A 32-year-old woman was referred to our outpatient department
because of anal bleeding. She had been diagnosed with ulcerative proctitis
about 1 year previously and had experienced intermittent anal bleeding during
treatment at a local clinic. She had no significant medication history and in
particular had not used laxatives or oral iron.
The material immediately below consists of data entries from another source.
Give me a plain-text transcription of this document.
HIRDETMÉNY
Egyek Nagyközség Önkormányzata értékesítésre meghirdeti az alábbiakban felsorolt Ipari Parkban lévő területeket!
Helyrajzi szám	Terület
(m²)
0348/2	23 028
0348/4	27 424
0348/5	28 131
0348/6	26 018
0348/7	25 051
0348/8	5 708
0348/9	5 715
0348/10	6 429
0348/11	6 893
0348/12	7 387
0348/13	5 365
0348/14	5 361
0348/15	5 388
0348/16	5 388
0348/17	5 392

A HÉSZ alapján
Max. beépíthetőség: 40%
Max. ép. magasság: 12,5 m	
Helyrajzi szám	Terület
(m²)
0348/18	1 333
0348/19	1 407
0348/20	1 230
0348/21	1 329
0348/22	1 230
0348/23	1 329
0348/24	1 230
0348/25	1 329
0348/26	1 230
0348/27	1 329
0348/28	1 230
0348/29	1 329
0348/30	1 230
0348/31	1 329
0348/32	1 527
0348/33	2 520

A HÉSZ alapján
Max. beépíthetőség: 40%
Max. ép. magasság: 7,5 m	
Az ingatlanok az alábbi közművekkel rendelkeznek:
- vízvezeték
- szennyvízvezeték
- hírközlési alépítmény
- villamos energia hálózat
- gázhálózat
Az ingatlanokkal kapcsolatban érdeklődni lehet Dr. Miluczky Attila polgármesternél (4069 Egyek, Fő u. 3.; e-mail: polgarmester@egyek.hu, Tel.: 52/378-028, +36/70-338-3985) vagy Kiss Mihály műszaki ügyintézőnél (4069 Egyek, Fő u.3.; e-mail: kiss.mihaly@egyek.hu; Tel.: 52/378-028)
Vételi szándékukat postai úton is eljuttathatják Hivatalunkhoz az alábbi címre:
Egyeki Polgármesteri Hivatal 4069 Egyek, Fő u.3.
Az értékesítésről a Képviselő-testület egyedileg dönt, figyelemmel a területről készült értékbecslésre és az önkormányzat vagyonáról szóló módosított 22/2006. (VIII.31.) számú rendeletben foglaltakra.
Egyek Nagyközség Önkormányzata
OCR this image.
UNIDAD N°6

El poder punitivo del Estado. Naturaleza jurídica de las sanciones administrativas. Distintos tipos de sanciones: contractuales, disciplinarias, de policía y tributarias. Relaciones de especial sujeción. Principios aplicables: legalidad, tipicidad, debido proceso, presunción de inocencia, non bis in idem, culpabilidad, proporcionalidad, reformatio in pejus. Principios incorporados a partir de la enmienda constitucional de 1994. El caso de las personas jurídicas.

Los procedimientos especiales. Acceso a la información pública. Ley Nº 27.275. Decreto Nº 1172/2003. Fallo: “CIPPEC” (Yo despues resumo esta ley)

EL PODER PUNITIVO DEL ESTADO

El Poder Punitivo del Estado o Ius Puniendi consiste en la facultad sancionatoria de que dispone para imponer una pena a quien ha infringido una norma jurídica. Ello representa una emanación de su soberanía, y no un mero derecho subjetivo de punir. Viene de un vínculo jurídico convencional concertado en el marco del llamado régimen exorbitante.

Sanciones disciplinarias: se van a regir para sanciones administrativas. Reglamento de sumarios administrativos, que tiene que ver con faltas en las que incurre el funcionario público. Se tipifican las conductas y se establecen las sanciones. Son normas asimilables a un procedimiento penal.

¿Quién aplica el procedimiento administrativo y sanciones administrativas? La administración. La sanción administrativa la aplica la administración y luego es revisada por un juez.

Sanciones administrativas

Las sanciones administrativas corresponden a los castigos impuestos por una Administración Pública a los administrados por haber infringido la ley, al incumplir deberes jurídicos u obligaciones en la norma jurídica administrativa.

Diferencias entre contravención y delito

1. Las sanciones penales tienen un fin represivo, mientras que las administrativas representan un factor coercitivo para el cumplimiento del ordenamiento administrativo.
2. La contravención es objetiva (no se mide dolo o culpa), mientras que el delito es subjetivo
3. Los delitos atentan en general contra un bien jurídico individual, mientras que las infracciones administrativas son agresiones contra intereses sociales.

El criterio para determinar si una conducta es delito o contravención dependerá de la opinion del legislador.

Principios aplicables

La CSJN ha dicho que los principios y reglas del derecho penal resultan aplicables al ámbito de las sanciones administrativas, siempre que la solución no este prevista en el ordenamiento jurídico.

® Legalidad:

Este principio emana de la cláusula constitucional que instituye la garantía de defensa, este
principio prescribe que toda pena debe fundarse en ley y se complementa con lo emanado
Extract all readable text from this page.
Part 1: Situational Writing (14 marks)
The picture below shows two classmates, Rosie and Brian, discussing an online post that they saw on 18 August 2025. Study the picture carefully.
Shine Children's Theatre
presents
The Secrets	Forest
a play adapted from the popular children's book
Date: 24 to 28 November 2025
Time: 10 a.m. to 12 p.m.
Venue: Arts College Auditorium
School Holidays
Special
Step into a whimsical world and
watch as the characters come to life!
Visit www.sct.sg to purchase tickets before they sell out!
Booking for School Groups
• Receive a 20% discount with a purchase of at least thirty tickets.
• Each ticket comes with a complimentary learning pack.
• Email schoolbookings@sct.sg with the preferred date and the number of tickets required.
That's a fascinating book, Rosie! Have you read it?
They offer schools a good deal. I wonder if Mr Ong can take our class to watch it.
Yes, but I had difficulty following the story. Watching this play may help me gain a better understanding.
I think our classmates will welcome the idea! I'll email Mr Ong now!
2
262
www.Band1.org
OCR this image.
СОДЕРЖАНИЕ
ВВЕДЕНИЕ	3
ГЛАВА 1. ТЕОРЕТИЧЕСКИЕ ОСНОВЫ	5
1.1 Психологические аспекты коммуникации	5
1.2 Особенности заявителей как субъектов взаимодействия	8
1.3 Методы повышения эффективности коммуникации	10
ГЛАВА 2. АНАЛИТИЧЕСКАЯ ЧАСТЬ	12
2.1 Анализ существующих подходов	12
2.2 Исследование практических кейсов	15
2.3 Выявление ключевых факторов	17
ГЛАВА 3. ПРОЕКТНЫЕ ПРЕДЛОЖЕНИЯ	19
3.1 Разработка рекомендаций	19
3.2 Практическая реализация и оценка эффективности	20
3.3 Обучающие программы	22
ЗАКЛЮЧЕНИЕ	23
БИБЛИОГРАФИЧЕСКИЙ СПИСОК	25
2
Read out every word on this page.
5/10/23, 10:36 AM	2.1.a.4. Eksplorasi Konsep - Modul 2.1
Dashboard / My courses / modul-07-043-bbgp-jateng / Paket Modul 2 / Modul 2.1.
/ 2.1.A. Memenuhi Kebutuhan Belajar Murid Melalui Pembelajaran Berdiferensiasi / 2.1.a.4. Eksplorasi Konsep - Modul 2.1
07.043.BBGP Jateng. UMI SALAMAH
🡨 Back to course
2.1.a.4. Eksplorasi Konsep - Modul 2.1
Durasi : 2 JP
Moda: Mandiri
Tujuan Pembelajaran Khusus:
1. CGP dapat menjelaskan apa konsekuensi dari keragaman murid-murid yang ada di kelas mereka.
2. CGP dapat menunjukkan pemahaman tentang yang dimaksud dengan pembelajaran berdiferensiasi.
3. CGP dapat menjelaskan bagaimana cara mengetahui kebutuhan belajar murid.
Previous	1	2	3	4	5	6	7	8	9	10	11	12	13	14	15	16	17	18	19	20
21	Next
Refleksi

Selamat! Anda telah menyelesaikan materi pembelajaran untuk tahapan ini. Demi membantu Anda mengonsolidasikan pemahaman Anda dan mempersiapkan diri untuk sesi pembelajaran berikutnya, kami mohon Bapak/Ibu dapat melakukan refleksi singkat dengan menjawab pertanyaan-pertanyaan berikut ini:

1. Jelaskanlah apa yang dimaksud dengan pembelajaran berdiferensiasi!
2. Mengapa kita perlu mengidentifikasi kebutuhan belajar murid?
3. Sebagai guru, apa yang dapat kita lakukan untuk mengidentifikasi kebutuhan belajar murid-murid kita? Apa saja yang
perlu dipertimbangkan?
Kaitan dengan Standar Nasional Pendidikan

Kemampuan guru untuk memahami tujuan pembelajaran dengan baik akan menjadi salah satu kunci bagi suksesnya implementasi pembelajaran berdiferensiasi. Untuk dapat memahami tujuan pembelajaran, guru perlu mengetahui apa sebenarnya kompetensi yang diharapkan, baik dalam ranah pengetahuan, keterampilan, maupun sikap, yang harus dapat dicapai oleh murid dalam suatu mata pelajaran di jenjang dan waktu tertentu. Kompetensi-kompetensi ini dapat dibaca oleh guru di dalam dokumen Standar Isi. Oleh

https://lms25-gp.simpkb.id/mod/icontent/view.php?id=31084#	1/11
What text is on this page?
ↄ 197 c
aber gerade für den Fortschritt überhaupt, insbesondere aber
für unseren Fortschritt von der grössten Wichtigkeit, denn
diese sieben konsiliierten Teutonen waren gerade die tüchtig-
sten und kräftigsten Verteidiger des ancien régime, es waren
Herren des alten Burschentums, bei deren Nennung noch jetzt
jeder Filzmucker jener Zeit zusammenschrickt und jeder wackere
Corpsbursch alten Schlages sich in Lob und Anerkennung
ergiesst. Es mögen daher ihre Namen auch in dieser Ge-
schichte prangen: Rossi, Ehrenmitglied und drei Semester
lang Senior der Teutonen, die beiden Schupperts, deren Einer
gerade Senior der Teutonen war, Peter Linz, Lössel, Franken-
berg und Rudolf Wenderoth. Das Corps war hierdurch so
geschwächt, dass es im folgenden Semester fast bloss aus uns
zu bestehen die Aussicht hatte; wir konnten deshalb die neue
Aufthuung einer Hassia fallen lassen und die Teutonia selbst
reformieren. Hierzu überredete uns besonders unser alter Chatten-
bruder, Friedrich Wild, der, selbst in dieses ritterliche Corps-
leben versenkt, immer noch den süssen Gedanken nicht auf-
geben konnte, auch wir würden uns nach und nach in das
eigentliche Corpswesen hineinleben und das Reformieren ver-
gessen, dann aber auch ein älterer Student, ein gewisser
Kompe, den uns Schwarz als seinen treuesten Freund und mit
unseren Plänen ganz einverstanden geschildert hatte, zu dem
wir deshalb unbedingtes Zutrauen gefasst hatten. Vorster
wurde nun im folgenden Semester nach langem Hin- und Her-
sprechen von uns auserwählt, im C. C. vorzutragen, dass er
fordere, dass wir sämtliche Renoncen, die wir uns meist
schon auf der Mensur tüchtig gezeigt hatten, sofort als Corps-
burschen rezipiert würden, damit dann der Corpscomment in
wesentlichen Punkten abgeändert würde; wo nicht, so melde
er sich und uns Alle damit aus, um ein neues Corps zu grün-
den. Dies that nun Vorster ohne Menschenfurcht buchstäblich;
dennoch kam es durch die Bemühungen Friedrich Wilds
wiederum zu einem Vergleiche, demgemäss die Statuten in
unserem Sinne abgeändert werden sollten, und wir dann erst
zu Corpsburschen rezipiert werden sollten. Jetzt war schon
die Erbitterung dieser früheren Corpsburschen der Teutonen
The initial colonoscopy
revealed numerous variable-sized areas of black pigmentation in the mucosa of
the terminal ileum ([Fig. 1 a]); however,
the pigment was not detected in the colorectum.
Fig. 1 Endoscopic view of the
terminal ileum showing numerous areas of dark pigmentation during:
a the initial colonoscopy; b the
surveillance colonoscopy 5 year later.
A capsule endoscopy also demonstrated the areas of pigmentation in
the terminal ileal mucosa, although the remainder of the small bowel appeared
normal ([Fig. 2]).
Fig. 2 Capsule endoscopy
showing gray to black pigmented mucosa in the terminal ileum.
Histological examination of biopsy specimens showed coarse black
particles with irregular borders that were freely dispersed or focally
aggregated in the lamina propria and submucosa ([Fig. 3]).
Fig. 3 Histological view of the
terminal ileal mucosa showing brown to black pigment deposition in the lamina
propria.
These areas of pigmentation were negative with Prussian blue and
Fontana–Masson stains.
The patient’s medication history was reviewed after the
evaluation; it was revealed that she had taken two teaspoons of edible charcoal
powder daily for 2 days to relieve abdominal pain before the initial
colonoscopy. Following this test, she took no further charcoal powder, but a
surveillance colonoscopy performed 5 years later showed that the black
pigmented mucosa in the terminal ileum remained unchanged ([Fig. 1 b]).
Pseudomelanosis ilei is rarely reported and in most of the case
reports, iron deposition has been observed in the ileum [1]. Charcoal-induced pseudomelanosis ilei is extremely rare,
with only two cases having been reported in the English literature
[2]
[3]. In our patient, the ileal
pigment was thought to result from charcoal ingestion because she had not taken
laxatives, oral iron, or antihypertensive agents, and the pigments in the
biopsy specimens were negative for iron and melanin stains. The consequences of
charcoal pigmentation are unknown, although it is believed to be a benign
condition, as appears to be the case in our patient. Endoscopists should
consider charcoal ingestion as one of the possible causes of pseudomelanosis
ilei when they observe black pigmentation in the terminal ileum.